Jane, apesar de ser uma menina pobre e órfã, comprova através dessa sua atitude que é capaz de se defender sozinha, porque ela não tinha pai e mãe, mesmo assim, esta menina tem voz ativa em um momento histórico em que a mulher era silenciada por toda a sociedade. A protagonista não é colocada em uma posição eternamente vitimizada, como era comum em muitas personagens em sua mesma posição, a de mulheres, órfãs, pobres. Para a senhora Reed, Jane estava se tornando um problema difícil de enfrentar, então resolve mandá-la para um orfanato.
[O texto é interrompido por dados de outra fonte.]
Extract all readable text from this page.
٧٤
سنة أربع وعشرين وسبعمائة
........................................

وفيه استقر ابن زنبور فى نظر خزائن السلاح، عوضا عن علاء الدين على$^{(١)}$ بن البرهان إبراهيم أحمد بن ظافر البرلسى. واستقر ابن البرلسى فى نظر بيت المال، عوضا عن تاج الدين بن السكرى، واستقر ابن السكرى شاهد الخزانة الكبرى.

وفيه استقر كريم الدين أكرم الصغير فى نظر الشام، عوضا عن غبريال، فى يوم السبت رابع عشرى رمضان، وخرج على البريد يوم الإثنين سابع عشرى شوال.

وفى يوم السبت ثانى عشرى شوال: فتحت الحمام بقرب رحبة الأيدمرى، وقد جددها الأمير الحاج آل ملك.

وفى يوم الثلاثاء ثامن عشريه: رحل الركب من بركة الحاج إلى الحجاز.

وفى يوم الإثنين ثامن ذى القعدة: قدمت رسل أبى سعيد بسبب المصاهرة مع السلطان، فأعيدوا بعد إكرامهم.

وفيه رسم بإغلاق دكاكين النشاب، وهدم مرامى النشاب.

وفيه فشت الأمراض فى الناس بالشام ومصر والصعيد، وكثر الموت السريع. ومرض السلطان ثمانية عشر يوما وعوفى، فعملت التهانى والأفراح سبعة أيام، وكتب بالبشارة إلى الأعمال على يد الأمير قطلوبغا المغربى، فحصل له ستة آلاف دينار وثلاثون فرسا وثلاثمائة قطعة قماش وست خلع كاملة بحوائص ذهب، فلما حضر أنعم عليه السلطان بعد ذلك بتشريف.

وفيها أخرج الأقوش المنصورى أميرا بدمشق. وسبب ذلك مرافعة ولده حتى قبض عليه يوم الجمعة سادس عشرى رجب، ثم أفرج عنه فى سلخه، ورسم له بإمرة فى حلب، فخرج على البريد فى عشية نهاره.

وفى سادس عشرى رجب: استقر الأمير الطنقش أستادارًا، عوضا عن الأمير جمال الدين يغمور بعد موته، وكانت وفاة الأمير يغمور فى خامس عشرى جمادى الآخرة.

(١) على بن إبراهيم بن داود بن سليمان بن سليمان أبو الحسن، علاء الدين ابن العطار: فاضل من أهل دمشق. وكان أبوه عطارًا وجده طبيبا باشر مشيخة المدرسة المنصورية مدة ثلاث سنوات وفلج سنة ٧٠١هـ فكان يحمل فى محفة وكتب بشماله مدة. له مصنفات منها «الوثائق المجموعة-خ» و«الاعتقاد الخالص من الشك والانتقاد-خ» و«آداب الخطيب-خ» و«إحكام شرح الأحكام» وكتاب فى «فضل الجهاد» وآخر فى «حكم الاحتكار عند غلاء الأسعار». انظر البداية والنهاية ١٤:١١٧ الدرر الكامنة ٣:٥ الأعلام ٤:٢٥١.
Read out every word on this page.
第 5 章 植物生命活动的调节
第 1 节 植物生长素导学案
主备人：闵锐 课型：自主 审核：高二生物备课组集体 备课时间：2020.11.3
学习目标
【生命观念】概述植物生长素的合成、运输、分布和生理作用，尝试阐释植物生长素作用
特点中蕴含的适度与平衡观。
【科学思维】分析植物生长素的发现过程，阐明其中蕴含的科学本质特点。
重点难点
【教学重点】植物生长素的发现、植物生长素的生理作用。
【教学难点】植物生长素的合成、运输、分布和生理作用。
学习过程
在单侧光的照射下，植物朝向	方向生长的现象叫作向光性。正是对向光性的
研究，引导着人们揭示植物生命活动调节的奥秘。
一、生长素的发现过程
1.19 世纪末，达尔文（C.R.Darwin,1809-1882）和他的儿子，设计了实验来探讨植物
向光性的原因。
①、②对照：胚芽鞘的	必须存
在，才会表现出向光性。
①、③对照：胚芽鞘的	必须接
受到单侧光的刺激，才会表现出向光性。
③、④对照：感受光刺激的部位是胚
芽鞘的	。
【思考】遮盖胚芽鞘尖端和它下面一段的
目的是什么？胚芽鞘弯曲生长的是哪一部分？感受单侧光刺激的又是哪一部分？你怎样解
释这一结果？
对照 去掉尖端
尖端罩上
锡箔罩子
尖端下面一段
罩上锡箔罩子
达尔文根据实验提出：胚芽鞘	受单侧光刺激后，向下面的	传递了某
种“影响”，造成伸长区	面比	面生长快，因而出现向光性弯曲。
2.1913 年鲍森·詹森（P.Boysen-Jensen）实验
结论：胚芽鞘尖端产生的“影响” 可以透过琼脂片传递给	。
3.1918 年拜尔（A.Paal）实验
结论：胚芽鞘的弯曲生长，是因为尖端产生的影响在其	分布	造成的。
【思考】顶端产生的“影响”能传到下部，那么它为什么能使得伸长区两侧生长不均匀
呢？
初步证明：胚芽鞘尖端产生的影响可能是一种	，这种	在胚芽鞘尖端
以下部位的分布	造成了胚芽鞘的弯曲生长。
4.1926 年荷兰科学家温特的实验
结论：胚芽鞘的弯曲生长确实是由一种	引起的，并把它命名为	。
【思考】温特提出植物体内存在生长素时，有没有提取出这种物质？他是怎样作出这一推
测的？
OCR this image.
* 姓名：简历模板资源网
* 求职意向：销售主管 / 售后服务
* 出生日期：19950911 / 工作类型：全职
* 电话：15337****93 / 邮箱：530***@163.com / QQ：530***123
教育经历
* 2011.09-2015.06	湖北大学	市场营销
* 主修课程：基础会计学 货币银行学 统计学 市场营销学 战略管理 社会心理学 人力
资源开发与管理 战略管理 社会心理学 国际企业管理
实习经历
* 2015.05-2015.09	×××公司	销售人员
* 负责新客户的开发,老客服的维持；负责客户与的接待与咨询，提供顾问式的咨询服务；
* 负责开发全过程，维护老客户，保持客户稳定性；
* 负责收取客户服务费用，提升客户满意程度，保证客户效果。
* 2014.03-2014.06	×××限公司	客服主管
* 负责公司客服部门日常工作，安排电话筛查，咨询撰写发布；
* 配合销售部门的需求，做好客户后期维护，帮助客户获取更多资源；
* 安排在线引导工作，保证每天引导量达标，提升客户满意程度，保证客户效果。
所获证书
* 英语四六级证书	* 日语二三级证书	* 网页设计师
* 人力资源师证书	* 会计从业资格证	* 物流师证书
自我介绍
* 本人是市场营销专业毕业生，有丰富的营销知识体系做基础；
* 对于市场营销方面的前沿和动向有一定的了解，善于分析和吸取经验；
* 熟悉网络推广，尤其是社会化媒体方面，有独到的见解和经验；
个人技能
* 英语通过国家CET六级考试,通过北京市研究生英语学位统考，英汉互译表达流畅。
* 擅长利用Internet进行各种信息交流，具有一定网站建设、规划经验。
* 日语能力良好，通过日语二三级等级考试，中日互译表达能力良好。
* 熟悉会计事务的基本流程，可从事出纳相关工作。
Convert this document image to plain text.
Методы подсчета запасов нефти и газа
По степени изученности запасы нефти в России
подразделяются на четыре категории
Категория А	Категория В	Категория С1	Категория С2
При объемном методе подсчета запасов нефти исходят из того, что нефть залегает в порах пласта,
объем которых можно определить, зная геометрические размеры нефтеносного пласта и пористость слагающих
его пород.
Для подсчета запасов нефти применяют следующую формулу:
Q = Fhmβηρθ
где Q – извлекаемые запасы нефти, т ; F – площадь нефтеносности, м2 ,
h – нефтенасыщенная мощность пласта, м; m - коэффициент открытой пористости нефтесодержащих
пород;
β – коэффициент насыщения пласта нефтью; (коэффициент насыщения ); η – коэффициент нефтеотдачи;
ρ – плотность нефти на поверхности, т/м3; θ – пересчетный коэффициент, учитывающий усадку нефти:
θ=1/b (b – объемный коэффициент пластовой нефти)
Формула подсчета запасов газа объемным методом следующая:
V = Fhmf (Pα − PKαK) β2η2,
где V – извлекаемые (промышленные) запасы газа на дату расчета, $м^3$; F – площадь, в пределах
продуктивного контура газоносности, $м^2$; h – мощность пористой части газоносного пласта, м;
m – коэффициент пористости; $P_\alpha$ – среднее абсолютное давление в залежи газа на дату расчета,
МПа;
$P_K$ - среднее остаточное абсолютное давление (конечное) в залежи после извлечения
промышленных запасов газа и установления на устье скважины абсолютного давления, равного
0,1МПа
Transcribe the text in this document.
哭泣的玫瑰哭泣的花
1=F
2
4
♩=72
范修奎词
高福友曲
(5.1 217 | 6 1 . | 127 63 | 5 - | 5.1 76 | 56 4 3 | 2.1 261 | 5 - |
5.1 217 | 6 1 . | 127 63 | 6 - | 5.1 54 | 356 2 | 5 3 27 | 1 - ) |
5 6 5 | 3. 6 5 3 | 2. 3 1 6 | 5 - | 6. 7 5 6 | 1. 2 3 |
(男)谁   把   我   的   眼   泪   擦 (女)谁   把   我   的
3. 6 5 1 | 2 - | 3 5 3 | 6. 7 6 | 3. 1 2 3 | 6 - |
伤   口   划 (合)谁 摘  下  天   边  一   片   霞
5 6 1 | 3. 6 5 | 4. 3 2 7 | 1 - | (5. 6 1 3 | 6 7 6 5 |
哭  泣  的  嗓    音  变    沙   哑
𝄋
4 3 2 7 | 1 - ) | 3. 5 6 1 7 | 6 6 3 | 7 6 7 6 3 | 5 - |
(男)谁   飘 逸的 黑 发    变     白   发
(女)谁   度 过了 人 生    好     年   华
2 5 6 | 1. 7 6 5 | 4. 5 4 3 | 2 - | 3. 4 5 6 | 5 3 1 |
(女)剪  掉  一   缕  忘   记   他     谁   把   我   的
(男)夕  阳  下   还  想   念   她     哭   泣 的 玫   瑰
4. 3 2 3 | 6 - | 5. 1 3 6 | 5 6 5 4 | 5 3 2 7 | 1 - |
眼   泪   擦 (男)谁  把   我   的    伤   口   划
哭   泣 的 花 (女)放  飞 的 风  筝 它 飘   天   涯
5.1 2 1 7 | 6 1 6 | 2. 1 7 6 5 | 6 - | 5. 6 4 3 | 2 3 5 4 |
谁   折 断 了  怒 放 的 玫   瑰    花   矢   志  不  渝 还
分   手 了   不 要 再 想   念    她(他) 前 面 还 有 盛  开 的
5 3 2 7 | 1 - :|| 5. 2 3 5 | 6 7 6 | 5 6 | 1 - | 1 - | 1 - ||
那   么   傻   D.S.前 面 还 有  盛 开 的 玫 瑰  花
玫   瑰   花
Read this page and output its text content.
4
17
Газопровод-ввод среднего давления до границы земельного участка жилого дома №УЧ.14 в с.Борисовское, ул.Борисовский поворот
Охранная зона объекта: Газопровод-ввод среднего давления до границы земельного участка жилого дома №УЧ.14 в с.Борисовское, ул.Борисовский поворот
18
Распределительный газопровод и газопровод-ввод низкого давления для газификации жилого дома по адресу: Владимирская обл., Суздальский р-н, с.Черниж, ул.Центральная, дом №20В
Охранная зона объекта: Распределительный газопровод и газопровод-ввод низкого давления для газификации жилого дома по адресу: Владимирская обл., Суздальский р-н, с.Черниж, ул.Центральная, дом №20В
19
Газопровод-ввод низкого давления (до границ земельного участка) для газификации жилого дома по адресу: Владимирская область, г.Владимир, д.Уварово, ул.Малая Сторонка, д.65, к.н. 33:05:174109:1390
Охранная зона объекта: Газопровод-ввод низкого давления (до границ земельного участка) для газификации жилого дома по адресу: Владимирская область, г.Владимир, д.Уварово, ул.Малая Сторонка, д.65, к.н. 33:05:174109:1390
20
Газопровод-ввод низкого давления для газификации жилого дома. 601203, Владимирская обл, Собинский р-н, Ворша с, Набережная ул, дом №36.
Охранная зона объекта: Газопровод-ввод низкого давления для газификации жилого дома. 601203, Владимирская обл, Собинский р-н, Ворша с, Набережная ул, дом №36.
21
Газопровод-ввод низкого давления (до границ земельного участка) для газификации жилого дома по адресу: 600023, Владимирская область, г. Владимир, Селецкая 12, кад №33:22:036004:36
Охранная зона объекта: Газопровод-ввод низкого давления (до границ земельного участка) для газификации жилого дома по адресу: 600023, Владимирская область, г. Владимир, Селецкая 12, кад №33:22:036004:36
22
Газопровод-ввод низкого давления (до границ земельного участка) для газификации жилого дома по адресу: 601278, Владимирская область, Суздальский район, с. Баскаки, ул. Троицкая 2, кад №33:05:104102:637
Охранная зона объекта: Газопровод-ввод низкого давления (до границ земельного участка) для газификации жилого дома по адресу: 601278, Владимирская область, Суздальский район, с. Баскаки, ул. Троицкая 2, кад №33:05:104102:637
Esse lugar onde Jane foi morar se torna um ambiente de sofrimento, pelos hábitos e regras diferentes, mas também se torna a oportunidade da realização de parte dos seus sonhos, o principal deles, ser livre:

Meu primeiro trimestre em Lowood me pareceu um século. E não, de certo, um século de ouro. Foi a fase da luta exaustiva pela adaptação aos novos hábitos e às tarefas a que eu não estava afeita. O receio de fracassar me torturava mais do que as penas físicas do trabalho — que, aliás, não eram poucas. (BRONTË, [s.d.], p. 45).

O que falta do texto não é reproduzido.